Purpose: The authors developed scaling methods that monotonically transform the output of one classifier to the "scale" of another. Such transformations affect the distribution of classifier output while leaving the ROC curve unchanged. In particular, they investigated transformations between radiologists and computer classifiers, with the goal of addressing the problem of comparing and interpreting case-specific values of output from two classifiers.

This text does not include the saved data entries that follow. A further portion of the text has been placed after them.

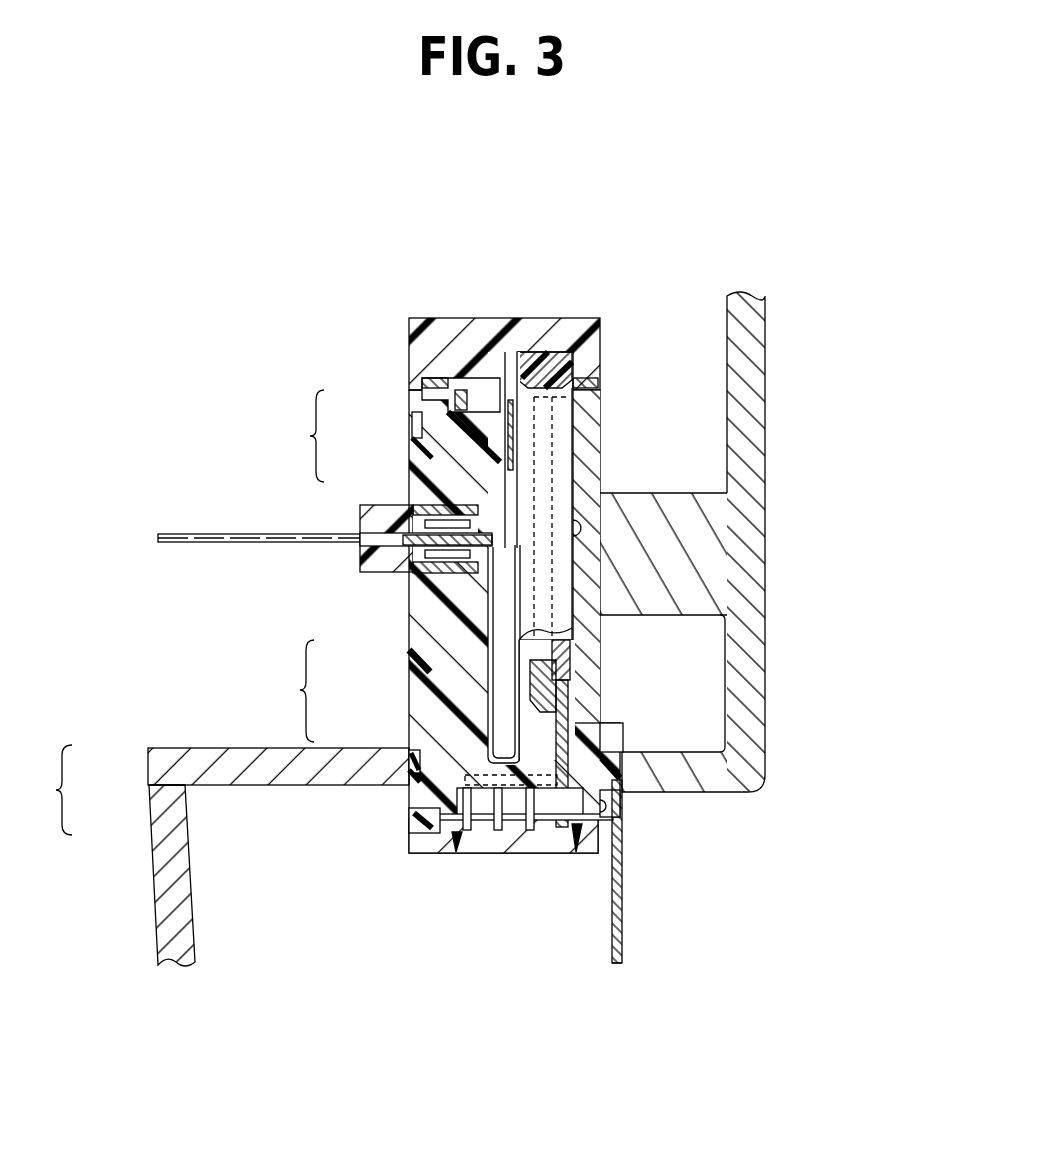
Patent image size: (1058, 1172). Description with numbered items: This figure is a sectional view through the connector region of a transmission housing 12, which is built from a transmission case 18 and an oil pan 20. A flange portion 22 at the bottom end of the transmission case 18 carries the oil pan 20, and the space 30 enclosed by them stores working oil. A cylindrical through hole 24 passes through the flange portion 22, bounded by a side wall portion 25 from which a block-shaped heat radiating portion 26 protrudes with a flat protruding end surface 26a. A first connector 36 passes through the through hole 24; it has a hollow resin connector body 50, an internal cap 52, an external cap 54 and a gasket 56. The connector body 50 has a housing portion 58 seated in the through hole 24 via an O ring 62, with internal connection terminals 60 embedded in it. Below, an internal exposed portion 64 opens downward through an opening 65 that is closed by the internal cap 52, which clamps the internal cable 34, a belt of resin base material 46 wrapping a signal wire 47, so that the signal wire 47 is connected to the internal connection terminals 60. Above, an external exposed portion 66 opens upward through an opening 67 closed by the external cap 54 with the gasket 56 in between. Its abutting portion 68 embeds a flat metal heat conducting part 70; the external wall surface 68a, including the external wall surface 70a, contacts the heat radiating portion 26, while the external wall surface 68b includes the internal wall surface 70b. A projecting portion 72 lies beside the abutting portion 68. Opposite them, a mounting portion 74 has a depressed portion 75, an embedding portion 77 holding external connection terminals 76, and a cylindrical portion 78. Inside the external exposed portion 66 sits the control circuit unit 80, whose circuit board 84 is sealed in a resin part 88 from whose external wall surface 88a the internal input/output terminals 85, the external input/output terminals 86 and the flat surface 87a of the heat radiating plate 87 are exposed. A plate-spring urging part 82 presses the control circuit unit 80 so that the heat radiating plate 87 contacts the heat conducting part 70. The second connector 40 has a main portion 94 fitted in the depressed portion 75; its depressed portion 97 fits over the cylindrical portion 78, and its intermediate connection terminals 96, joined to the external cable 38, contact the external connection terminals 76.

The housing 12 is at (44, 790).
The transmission case 18 is at (160, 772).
The oil pan 20 is at (168, 810).
The flange portion 22 is at (703, 778).
The through hole 24 is at (615, 800).
The side wall portion 25 is at (760, 412).
The heat radiating portion 26 is at (682, 497).
The protruding end surface 26a is at (602, 478).
The space 30 is at (257, 820).
The internal cable 34 is at (573, 835).
The first connector 36 is at (596, 314).
The external cable 38 is at (198, 525).
The second connector 40 is at (350, 515).
The base material 46 is at (625, 882).
The signal wire 47 is at (612, 928).
The connector body 50 is at (290, 691).
The internal cap 52 is at (409, 840).
The external cap 54 is at (425, 345).
The gasket 56 is at (410, 366).
The housing portion 58 is at (408, 775).
The internal connection terminals 60 is at (498, 835).
The O ring 62 is at (628, 775).
The internal exposed portion 64 is at (409, 802).
The opening 65 is at (462, 840).
The external exposed portion 66 is at (412, 657).
The opening 67 is at (505, 395).
The abutting portion 68 is at (605, 395).
The external wall surface 68a is at (667, 326).
The external wall surface 68b is at (885, 487).
The heat conducting part 70 is at (600, 437).
The external wall surface 70a is at (606, 422).
The internal wall surface 70b is at (568, 532).
The projecting portion 72 is at (613, 736).
The mounting portion 74 is at (295, 436).
The depressed portion 75 is at (420, 522).
The external connection terminals 76 is at (480, 838).
The embedding portion 77 is at (432, 413).
The cylindrical portion 78 is at (435, 452).
The control circuit unit 80 is at (543, 348).
The urging part 82 is at (482, 395).
The circuit board 84 is at (556, 637).
The internal input/output terminals 85 is at (566, 698).
The external input/output terminals 86 is at (490, 600).
The heat radiating plate 87 is at (550, 658).
The flat surface 87a is at (565, 630).
The resin part 88 is at (560, 684).
The external wall surface 88a is at (836, 581).
The main portion 94 is at (408, 545).
The intermediate connection terminals 96 is at (415, 538).
The depressed portion 97 is at (430, 575).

Methods: Using both simulated and radiologists' rating data of breast imaging cases, the authors investigated a likelihood-ratio-scaling transformation, based on "matching" classifier likelihood ratios. For comparison, three other scaling transformations were investigated that were based on matching classifier true positive fraction, false positive fraction, or cumulative distribution function, respectively. The authors explored modifying the computer output to reflect the scale of the radiologist, as well as modifying the radiologist's ratings to reflect the scale of the computer. They also evaluated how dataset size affects the transformations.
Results: When ROC curves of two classifiers differed substantially, the four transformations were found to be quite different. The likelihood-ratio scaling transformation was found to vary widely from radiologist to radiologist. Similar results were found for the other transformations. Our simulations explored the effect of database sizes on the accuracy of the estimation of our scaling transformations.
Conclusions: The likelihood-ratio-scaling transformation that the authors have developed and evaluated was shown to be capable of transforming computer and radiologist outputs to a common scale reliably, thereby allowing the comparison of the computer and radiologist outputs on the basis of a clinically relevant statistic.